Survey Data

Reg No

50060036


Rating

Regional


Categories of Special Interest

Architectural, Artistic, Historical, Social


Previous Name

Mountjoy House/Castleknock Lodge


Original Use

Country house


Historical Use

Barracks


Date

1725 - 1730


Coordinates

310027, 236056


Date Recorded

22/09/2014


Date Updated

--/--/--


Description

Detached former country house with basement, built 1728, having three-bay two-storey entrance front to east, three-storey seven-bay garden front to south with three-bay breakfront, flanked by two-storey wings to garden front with canted bays, and having series of gabled projections to rear. Now disused. Steeply pitched natural slate roofs (double-pile to garden front) with black clay ridge tiles and lead valleys, hipped to east and west blocks and to garden wings.
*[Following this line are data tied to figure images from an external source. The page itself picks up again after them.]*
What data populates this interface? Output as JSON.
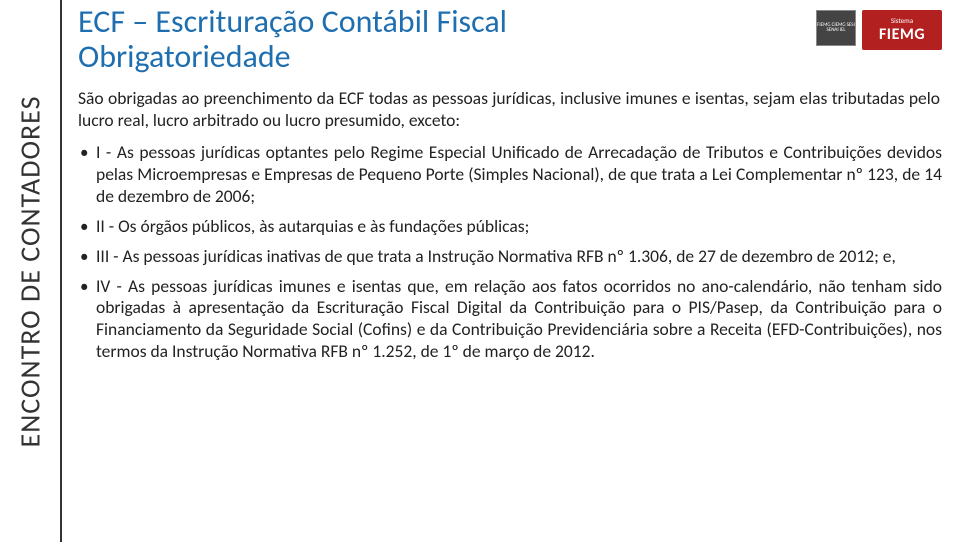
{
  "sidebar": {
    "label": "ENCONTRO DE CONTADORES"
  },
  "logos": {
    "small_lines": "FIEMG CIEMG SESI SENAI IEL",
    "big_top": "Sistema",
    "big_main": "FIEMG"
  },
  "title": {
    "line1": "ECF – Escrituração Contábil Fiscal",
    "line2": "Obrigatoriedade"
  },
  "intro": "São obrigadas ao preenchimento da ECF todas as pessoas jurídicas, inclusive imunes e isentas, sejam elas tributadas pelo lucro real, lucro arbitrado ou lucro presumido, exceto:",
  "items": [
    "I - As pessoas jurídicas optantes pelo Regime Especial Unificado de Arrecadação de Tributos e Contribuições devidos pelas Microempresas e Empresas de Pequeno Porte (Simples Nacional), de que trata a Lei Complementar nº 123, de 14 de dezembro de 2006;",
    "II - Os órgãos públicos, às autarquias e às fundações públicas;",
    "III - As pessoas jurídicas inativas de que trata a Instrução Normativa RFB nº 1.306, de 27 de dezembro de 2012; e,",
    "IV - As pessoas jurídicas imunes e isentas que, em relação aos fatos ocorridos no ano-calendário, não tenham sido obrigadas à apresentação da Escrituração Fiscal Digital da Contribuição para o PIS/Pasep, da Contribuição para o Financiamento da Seguridade Social (Cofins) e da Contribuição Previdenciária sobre a Receita (EFD-Contribuições), nos termos da Instrução Normativa RFB nº 1.252, de 1º de março de 2012."
  ]
}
Conical metal vents to ridge of westernmost block. Rendered chimneystacks of varying heights with clay pots. Cast-iron guttering on iron drive-through brackets and cast-iron downpipes. Roughcast cement rendered walls throughout. Square-headed window openings with granite sills and timber sliding sash windows with much cylinder glass, six-over-six pane to ground and first floors without horns, and two-over-two pane to canted bays and rear elevations with ogee and convex horns. Entrance bay and garden breakfront have sidelights to ground and first floors. Westernmost gable to rear abutted by flat-roofed entrance block having Venetian-style entrance with recessed porch. Southwest corner abutted by two-storey red brick wing and further single-storey wing with calp limestone walls and buff brick window surrounds with granite sills and three-over-three pane timber sliding sash windows with ogee horns. Defensive turret to south elevation of single-storey building.

Appraisal

The earliest building on the Ordnance Survey site, built as Castleknock Lodge and commonly known as Mountjoy House, this was the suburban villa of Luke Gardiner, built at different stages, with the possible involvement of Edward Lovett Pearce. The early to mid-eighteenth-century interior is well documented and, historically, is one of the most important residences in Phoenix Park. Its development is evident in the varying roof-lines and complex plan. Retaining much of its external detailing, the building forms the focal point of the Ordnance Survey complex, while also forming part of the wider collection of historic structures spread across the park.